Os Magos são atraídos de longes terras; vêm para adorar
Aquele que ainda está no presépio, mas já reina no Céu e na
terra. Quando os Magos anunciam que nasceu o Rei, Herodes
perturba-se e, para não perder o reino, decide matar o
recém-nascido; e, no entanto, se tivesse acreditado n’Ele,
poderia reinar tranquilo na terra e para sempre na outra
vida.
Que temes, Herodes, ao ouvir dizer que
nasceu o Rei? Ele não veio para te destronar, mas para
vencer o demónio. Tu, porém, não o compreendes; e por isso
te perturbas e te enfureces, e, para que não escape aquele
único Menino que buscas, te convertes em cruel assassino de
tantas crianças.
Nem as lágrimas das mães nem o lamento dos
pais pela morte de seus filhos, nem os gritos e gemidos das
crianças te comovem. Matas o corpo das crianças, porque o
temor te matou o coração; julgas que, se conseguires o teu
propósito, poderás viver muito tempo, quando precisamente
queres matar a própria Vida.
Aquele que é a fonte da graça, que é pequeno
e grande ao mesmo tempo, e que jaz no presépio, aterroriza o
teu trono; por meio de ti, e sem que tu o saibas, realiza os
seus desígnios e liberta as almas do cativeiro do demónio.
Recebeu como filhos adoptivos os filhos dos que eram seus
inimigos.
As crianças, sem o saberem, morrem por
Cristo; os pais choram os mártires que morrem. Àqueles que
ainda não podiam falar, Cristo os faz suas dignas
testemunhas. Eis como reina Aquele que veio para reinar. Eis
como já começa a conceder a liberdade Aquele que veio para
libertar, e a dar a salvação Aquele que veio para salvar.
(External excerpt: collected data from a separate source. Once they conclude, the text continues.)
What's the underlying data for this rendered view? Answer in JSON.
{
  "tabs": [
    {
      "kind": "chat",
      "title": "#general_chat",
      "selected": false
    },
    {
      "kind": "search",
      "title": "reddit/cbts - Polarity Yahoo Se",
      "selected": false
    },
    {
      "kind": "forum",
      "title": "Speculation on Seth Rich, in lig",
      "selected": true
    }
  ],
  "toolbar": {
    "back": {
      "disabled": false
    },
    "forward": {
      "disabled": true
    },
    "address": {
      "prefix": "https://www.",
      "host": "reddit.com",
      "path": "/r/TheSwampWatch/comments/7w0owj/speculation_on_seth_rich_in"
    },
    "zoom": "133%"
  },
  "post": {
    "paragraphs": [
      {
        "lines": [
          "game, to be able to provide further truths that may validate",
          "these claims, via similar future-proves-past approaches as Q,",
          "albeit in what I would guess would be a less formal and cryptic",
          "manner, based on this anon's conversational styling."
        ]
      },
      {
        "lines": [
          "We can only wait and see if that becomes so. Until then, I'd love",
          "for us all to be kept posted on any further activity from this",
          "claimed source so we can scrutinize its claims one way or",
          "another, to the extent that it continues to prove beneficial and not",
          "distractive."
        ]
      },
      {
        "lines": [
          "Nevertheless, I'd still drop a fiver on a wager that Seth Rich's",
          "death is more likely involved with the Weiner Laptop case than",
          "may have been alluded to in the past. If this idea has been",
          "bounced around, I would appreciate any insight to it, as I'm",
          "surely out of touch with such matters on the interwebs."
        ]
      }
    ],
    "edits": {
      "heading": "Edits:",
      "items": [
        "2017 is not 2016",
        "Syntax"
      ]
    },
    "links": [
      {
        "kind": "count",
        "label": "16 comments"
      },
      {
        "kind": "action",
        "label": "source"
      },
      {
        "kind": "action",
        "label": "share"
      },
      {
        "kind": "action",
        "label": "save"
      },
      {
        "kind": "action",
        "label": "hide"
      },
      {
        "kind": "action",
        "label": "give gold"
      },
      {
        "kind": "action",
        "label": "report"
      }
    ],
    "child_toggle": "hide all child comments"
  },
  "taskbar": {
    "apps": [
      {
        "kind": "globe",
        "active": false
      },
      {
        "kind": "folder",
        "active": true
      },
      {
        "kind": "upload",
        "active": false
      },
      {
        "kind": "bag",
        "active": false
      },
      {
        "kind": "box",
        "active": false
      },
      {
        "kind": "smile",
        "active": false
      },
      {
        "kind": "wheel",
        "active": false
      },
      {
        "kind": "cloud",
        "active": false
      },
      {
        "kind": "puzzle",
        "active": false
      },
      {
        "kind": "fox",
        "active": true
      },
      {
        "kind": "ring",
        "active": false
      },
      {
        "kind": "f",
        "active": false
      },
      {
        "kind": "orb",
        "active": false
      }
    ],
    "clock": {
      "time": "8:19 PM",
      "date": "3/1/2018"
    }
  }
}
Mas tu, Herodes, ignorando tudo isto,
perturbas-te e enfureces-te; e enquanto te enfureces contra
aquele Menino, já estás a prestar-Lhe, sem o saberes, a tua
homenagem.
Maravilhoso dom da graça! Que méritos tinham
aquelas crianças para obterem tal triunfo? Ainda não falam e
já confessam a Cristo. Ainda não podem mover os seus membros
para travar batalha e já alcançam a palma da vitória.